Book series by John G. Hemry

Stark's War is the name of a series of military science fiction novels written by John G. Hemry and first published by Ace Books between 2000 and 2002. The books are now being sold with updated cover art highlighting Hemry's nom de plume of Jack Campbell.

The series covers the invasion of the Moon by the military forces of Earth for the resources of the Moon, as the resources of Earth (or The World, as the citizens of the Moon refer to it) are not sufficient to sustain the American economy. Following a disastrous initial invasion, Sergeant Stark, the titular hero of the series, seizes control of the American military forces on the Moon.

==Plot summary==
===Stark's War===
After the initial invasion of the Moon succeeds in results in seizure of the Lunar colony, Sergeant Stark is forced to serve under several incompetent commanders. After the commanding General, Meecham, announces a plan to assault the remaining enemy forces that results in wholesale slaughter of the third division, Stark instigates a coup and leads a counterattack to instigate a well-planned rescue mission to retrieve the surviving friendly forces. Despite protests to the contrary, Sgt. Stark's peer non-coms vote him to be their acting Commander, after a bloodless, but risky coup against the remaining officers. After turning down an offer to be promoted to officer status by the wily General, Stark finds himself in command of almost half of the American ground forces in existence, in a heavily fortified position on the Moon, in a de facto rebellion against the US and Earth.

===Stark's Command===
Following the seizure of the entire officer corps of the American military, Stark forms a tentative agreement with the colony government. After repelling a major US offensive, Stark begins to oversee the administrative aspects of his command, including negotiating with the Earth government, which amounts to little more than a demands for unconditional surrender. Following these failures, special forces operatives attempt to assassinate Stark and colony government.

===Stark's Crusade===
The novel closes after the final disastrous attack in which Stark teams up with the American reinforcements to defeat the foreign military powers. The stock market takes another massive plunge, and the unrest explodes in outright revolt as the population overthrows the sitting government. Stark and the colony military forces are offered full amnesty and pardon, and immediately roll back a large amount of corporate-written legislation that severely oppressed the colony's population.

==Major themes==
A major theme of the novel is the separation of the military and civilian portions of the population, and the further separation between the enlisted and officer corps of the American military.

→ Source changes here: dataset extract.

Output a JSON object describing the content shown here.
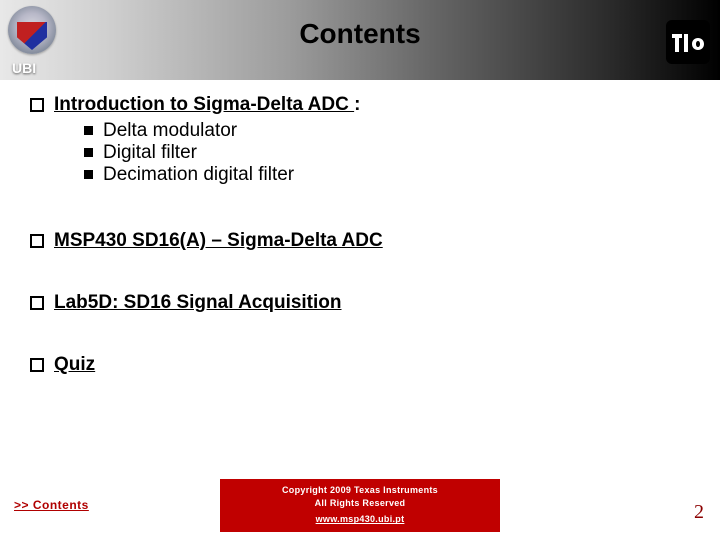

Stark himself is considered an anachronism as he was born a civilian and chose to join the military. With few exceptions, officers are portrayed as either bumbling sycophants, intent on obeying the letter of every law, no matter how asinine, and forcing their subordinates to do the same, or as near-tyrannical overlords, who create plans that are full of doubletalk and invented words and are known to not work but are forced through regardless. The other major force are the corporations that attempt to lay claim to the Moon, through the puppets of the generals and the various political figures they are shown to own through thinly veiled bribes in the form of campaign contributions. The sergeants of the enlisted are almost universally smarter, better trained, and the only force that can bring the officer corps' plans to fruition.

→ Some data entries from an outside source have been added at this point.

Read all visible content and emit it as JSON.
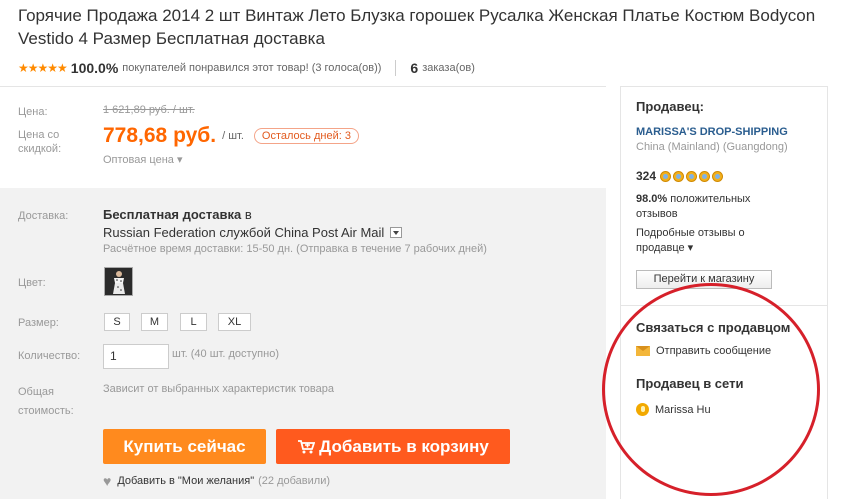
{
  "product": {
    "title": "Горячие Продажа 2014 2 шт Винтаж Лето Блузка горошек Русалка Женская Платье Костюм Bodycon Vestido 4 Размер Бесплатная доставка"
  },
  "rating": {
    "stars": "★★★★★",
    "percent": "100.0%",
    "text": "покупателей понравился этот товар! (3 голоса(ов))",
    "orders_count": "6",
    "orders_label": "заказа(ов)"
  },
  "price": {
    "label": "Цена:",
    "old_value": "1 621,89 руб. / шт.",
    "discount_label": "Цена со скидкой:",
    "new_value": "778,68 руб.",
    "unit": "/ шт.",
    "days_left": "Осталось дней: 3",
    "wholesale": "Оптовая цена ▾"
  },
  "shipping": {
    "label": "Доставка:",
    "free": "Бесплатная доставка",
    "to": "в",
    "method": "Russian Federation службой China Post Air Mail",
    "time": "Расчётное время доставки: 15-50 дн. (Отправка в течение 7 рабочих дней)"
  },
  "options": {
    "color_label": "Цвет:",
    "size_label": "Размер:",
    "sizes": [
      "S",
      "M",
      "L",
      "XL"
    ],
    "quantity_label": "Количество:",
    "quantity_value": "1",
    "quantity_note": "шт. (40 шт. доступно)",
    "total_label": "Общая стоимость:",
    "total_note": "Зависит от выбранных характеристик товара"
  },
  "actions": {
    "buy_now": "Купить сейчас",
    "add_to_cart": "Добавить в корзину",
    "wishlist": "Добавить в \"Мои желания\"",
    "wishlist_count": "(22 добавили)"
  },
  "seller": {
    "heading": "Продавец:",
    "store_name": "MARISSA'S DROP-SHIPPING",
    "location": "China (Mainland) (Guangdong)",
    "score": "324",
    "positive_pct": "98.0%",
    "positive_text": "положительных отзывов",
    "detailed": "Подробные отзывы о продавце ▾",
    "go_store": "Перейти к магазину",
    "contact_heading": "Связаться с продавцом",
    "send_message": "Отправить сообщение",
    "online_heading": "Продавец в сети",
    "online_user": "Marissa Hu"
  },
  "colors": {
    "accent_orange": "#ff8a1e",
    "cart_orange": "#ff5a1e",
    "price_orange": "#ff6600",
    "highlight_circle": "#d6202a",
    "store_link": "#2a5d8f"
  }
}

In an interview, Hemry stated that Stark "came into being as a fully [sic]formed character, as if born of my frustrations with things I had encountered in the service."

The second major theme is the presence of the media and corporations in war. Rather than be providers of war material, the corporations portrayed use the war as a medium for entertainment, allowing for real time viewing of combat as part of a paid subscription. Part of the rationale for this is that the economy has reached the point where it can no longer expand, and is technically now a failure, and the major corporations, which are always massive, undefined conglomerates, required the constant media exposure to sustain the bottom line, which is reinforced by the corporations' direct control of various military and political figures.